Meanwhile BINGARA AND DISTRICT was progressing. The Post Office had been built in 1862 and the Court House in 1879. John C L Veness started printing the “Bingara Telegraph’ in 1884. In 1886, the bridge across the Gwydir River was completed, and in the same year the population of Bingara was given as 414. In 1889, the town was incorporated, the first Council formed and the name “Bingara” was adopted (previously “BingEra”). The first Hospital was built in 1890, and in 1896, Bingara Station was subdivided – some settlers from the goldfields moved into town. In 1905, Myall Creek was cut off for closer settlement.
The FIRST PRESBYTERY was a weatherboard one built by Fr Salvador in 1882. It was situated at the back of the present Presbytery, presumably in line with the Church.
The FIRST ST MARY’S CHURCH (Church of the Holy Rosary) – weatherboard – had been built in 1872. In 1888, Fr Guerrini added the sacristy and sanctuary to this Church.
In 1906, Fr Clancy laid the foundation of the SECOND ST MARY’S CHURCH (present brick one – Our Lady Help of Christians?). In 1907, in the Silver jubilee Year of the Parish, Fr Collender opened this Church (built by Joseph Keenan). The sacristy and sanctuary of the first Church were to remain for another 30 years or so.
Before 1902, there were two foundations of the SISTERS OF MERCY – apparently not from Gunnedah. The Ordo of 1888 lists a Parochial School in Bingara catering for 45 pupils. By the following year, the number of pupils increased to 55 and according to 1889’s Ordo, the School was conducted by the SISTERS OF MERCY being apparently a secondary boarding school.
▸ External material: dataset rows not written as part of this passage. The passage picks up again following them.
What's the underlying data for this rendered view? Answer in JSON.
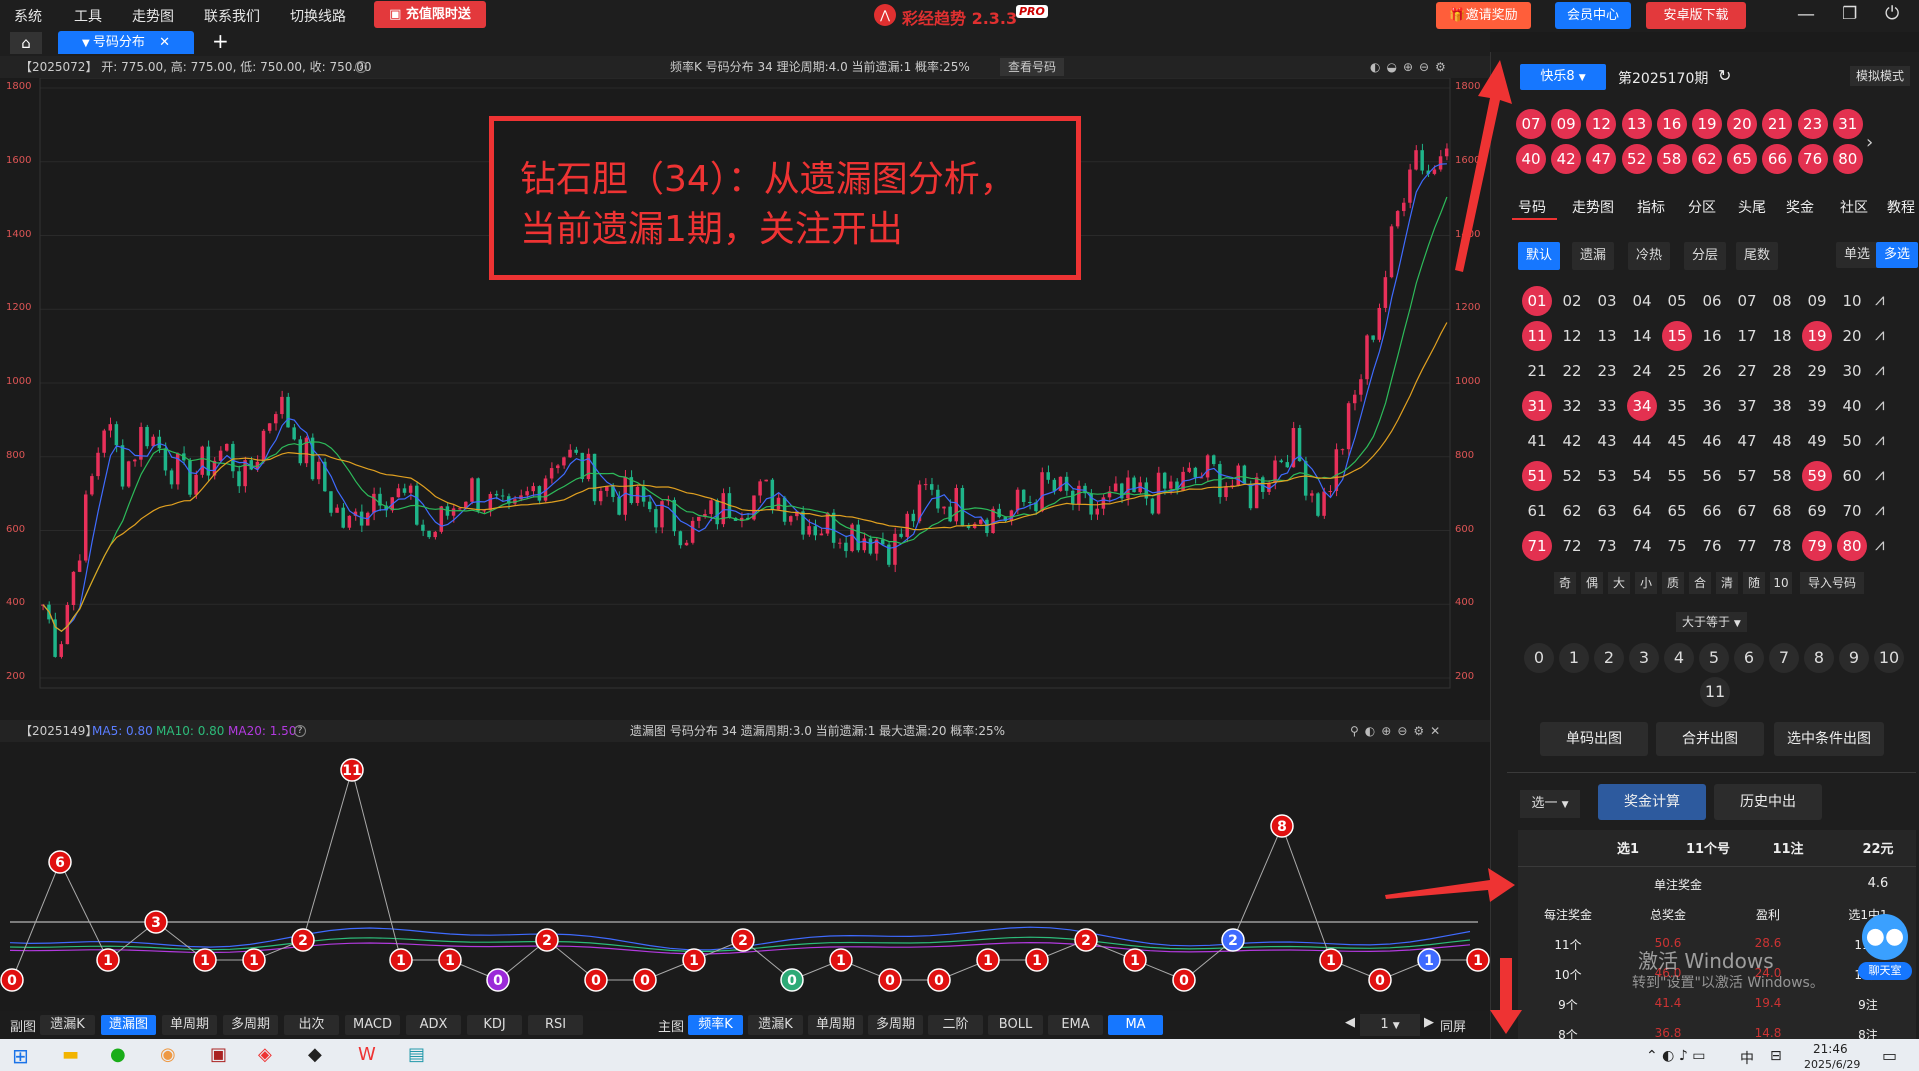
{
  "menu": {
    "items": [
      "系统",
      "工具",
      "走势图",
      "联系我们",
      "切换线路"
    ],
    "promo": "充值限时送",
    "app_title": "彩经趋势 2.3.3",
    "pro": "PRO",
    "invite": "邀请奖励",
    "member": "会员中心",
    "android": "安卓版下载"
  },
  "tabs": {
    "active": "号码分布",
    "add": "+"
  },
  "top_chart": {
    "info": "【2025072】 开: 775.00, 高: 775.00, 低: 750.00, 收: 750.00",
    "center": "频率K  号码分布  34   理论周期:4.0  当前遗漏:1  概率:25%",
    "lookup": "查看号码",
    "yticks": [
      "1800",
      "1600",
      "1400",
      "1200",
      "1000",
      "800",
      "600",
      "400",
      "200"
    ]
  },
  "annotation": {
    "line1": "钻石胆（34）：从遗漏图分析，",
    "line2": "当前遗漏1期，关注开出"
  },
  "bottom_chart": {
    "info": "【2025149】",
    "ma5": "MA5: 0.80",
    "ma10": "MA10: 0.80",
    "ma20": "MA20: 1.50",
    "center": "遗漏图  号码分布  34   遗漏周期:3.0  当前遗漏:1  最大遗漏:20  概率:25%",
    "labels": [
      "0",
      "6",
      "1",
      "3",
      "1",
      "1",
      "2",
      "11",
      "1",
      "1",
      "0",
      "2",
      "0",
      "0",
      "1",
      "2",
      "0",
      "1",
      "0",
      "0",
      "1",
      "1",
      "2",
      "1",
      "0",
      "2",
      "8",
      "1",
      "0",
      "1",
      "1"
    ]
  },
  "bottom_bar": {
    "sub": "副图",
    "sub_btns": [
      "遗漏K",
      "遗漏图",
      "单周期",
      "多周期",
      "出次",
      "MACD",
      "ADX",
      "KDJ",
      "RSI"
    ],
    "main": "主图",
    "main_btns": [
      "频率K",
      "遗漏K",
      "单周期",
      "多周期",
      "二阶",
      "BOLL",
      "EMA",
      "MA"
    ],
    "page": "1",
    "fullscreen": "同屏"
  },
  "right": {
    "game": "快乐8",
    "period": "第2025170期",
    "mock": "模拟模式",
    "draw_row1": [
      "07",
      "09",
      "12",
      "13",
      "16",
      "19",
      "20",
      "21",
      "23",
      "31"
    ],
    "draw_row2": [
      "40",
      "42",
      "47",
      "52",
      "58",
      "62",
      "65",
      "66",
      "76",
      "80"
    ],
    "nav": [
      "号码",
      "走势图",
      "指标",
      "分区",
      "头尾",
      "奖金",
      "社区",
      "教程"
    ],
    "filters": [
      "默认",
      "遗漏",
      "冷热",
      "分层",
      "尾数"
    ],
    "single": "单选",
    "multi": "多选",
    "grid": [
      [
        "01",
        "02",
        "03",
        "04",
        "05",
        "06",
        "07",
        "08",
        "09",
        "10"
      ],
      [
        "11",
        "12",
        "13",
        "14",
        "15",
        "16",
        "17",
        "18",
        "19",
        "20"
      ],
      [
        "21",
        "22",
        "23",
        "24",
        "25",
        "26",
        "27",
        "28",
        "29",
        "30"
      ],
      [
        "31",
        "32",
        "33",
        "34",
        "35",
        "36",
        "37",
        "38",
        "39",
        "40"
      ],
      [
        "41",
        "42",
        "43",
        "44",
        "45",
        "46",
        "47",
        "48",
        "49",
        "50"
      ],
      [
        "51",
        "52",
        "53",
        "54",
        "55",
        "56",
        "57",
        "58",
        "59",
        "60"
      ],
      [
        "61",
        "62",
        "63",
        "64",
        "65",
        "66",
        "67",
        "68",
        "69",
        "70"
      ],
      [
        "71",
        "72",
        "73",
        "74",
        "75",
        "76",
        "77",
        "78",
        "79",
        "80"
      ]
    ],
    "quick": [
      "奇",
      "偶",
      "大",
      "小",
      "质",
      "合",
      "清",
      "随",
      "10"
    ],
    "import": "导入号码",
    "cmp": "大于等于",
    "counts": [
      "0",
      "1",
      "2",
      "3",
      "4",
      "5",
      "6",
      "7",
      "8",
      "9",
      "10",
      "11"
    ],
    "actions": [
      "单码出图",
      "合并出图",
      "选中条件出图"
    ],
    "select": "选一",
    "calc": "奖金计算",
    "history": "历史中出",
    "prize": {
      "head": [
        "选1",
        "11个号",
        "11注",
        "22元"
      ],
      "single": "单注奖金",
      "single_val": "4.6",
      "cols": [
        "每注奖金",
        "总奖金",
        "盈利",
        "选1中1"
      ],
      "rows": [
        [
          "11个",
          "50.6",
          "28.6",
          "11注"
        ],
        [
          "10个",
          "46.0",
          "24.0",
          "10注"
        ],
        [
          "9个",
          "41.4",
          "19.4",
          "9注"
        ],
        [
          "8个",
          "36.8",
          "14.8",
          "8注"
        ]
      ]
    },
    "chat": "聊天室",
    "watermark1": "激活 Windows",
    "watermark2": "转到\"设置\"以激活 Windows。"
  },
  "taskbar": {
    "time": "21:46",
    "date": "2025/6/29",
    "lang": "中"
  }
}
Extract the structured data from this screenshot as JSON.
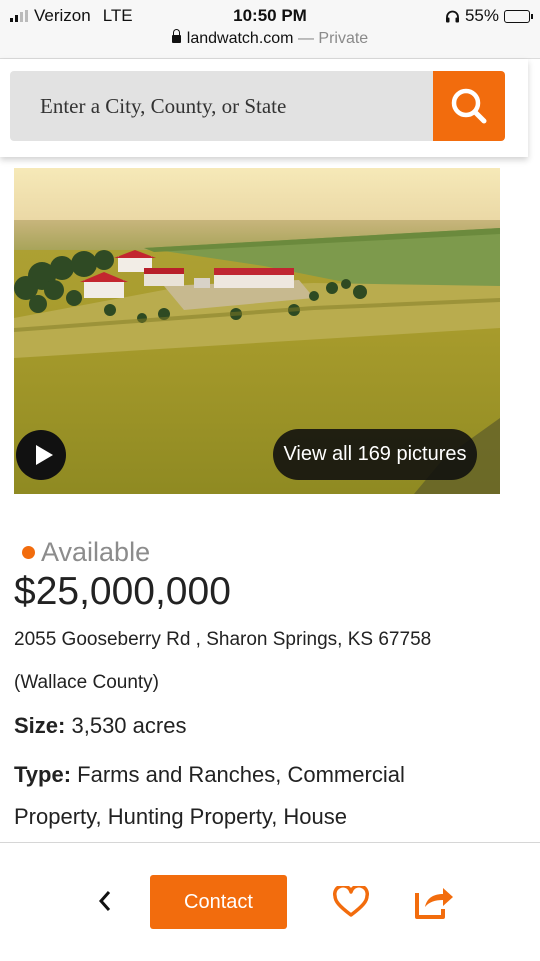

By 1893, it reverted to “a Parochial School”, conducted by secular teachers (Ordo) and had 69 children enrolled.
Sometime after 1893, it would seem that the SECOND FOUNDATION of the SISTERS OF MERCY took place. Miss Wearne, a 92-year-old Bingara resident, recalls this particular period and talks of a Sister Mary Gabriel in charge, later joined by Sisters M Syra and M Madeline (These spellings could be incorrect).
The FIRST SCHOOL was conducted in the old Church. It appears that the SECOND SCHOOL opened around 1897 (could be a ‘phantom’). The THIRD SCHOOL ‑ old School of Arts Building – was acquired by Fr Clancy in 1901.
The FIRST CONVENT was situated at the back of the present School Principal’s Residence or it could have been at the western side (north-west corner of Church grounds). Accounts vary here – there could have been two early convents.
In 1902, a community of four SISTERS OF ST JOSEPH came to Bingara and 63 children enrolled in their first school. Thus was to begin an unbroken association of 77 years of this Order of Sisters with the Parish. One of the pioneering Sisters was Sister M Bernadette.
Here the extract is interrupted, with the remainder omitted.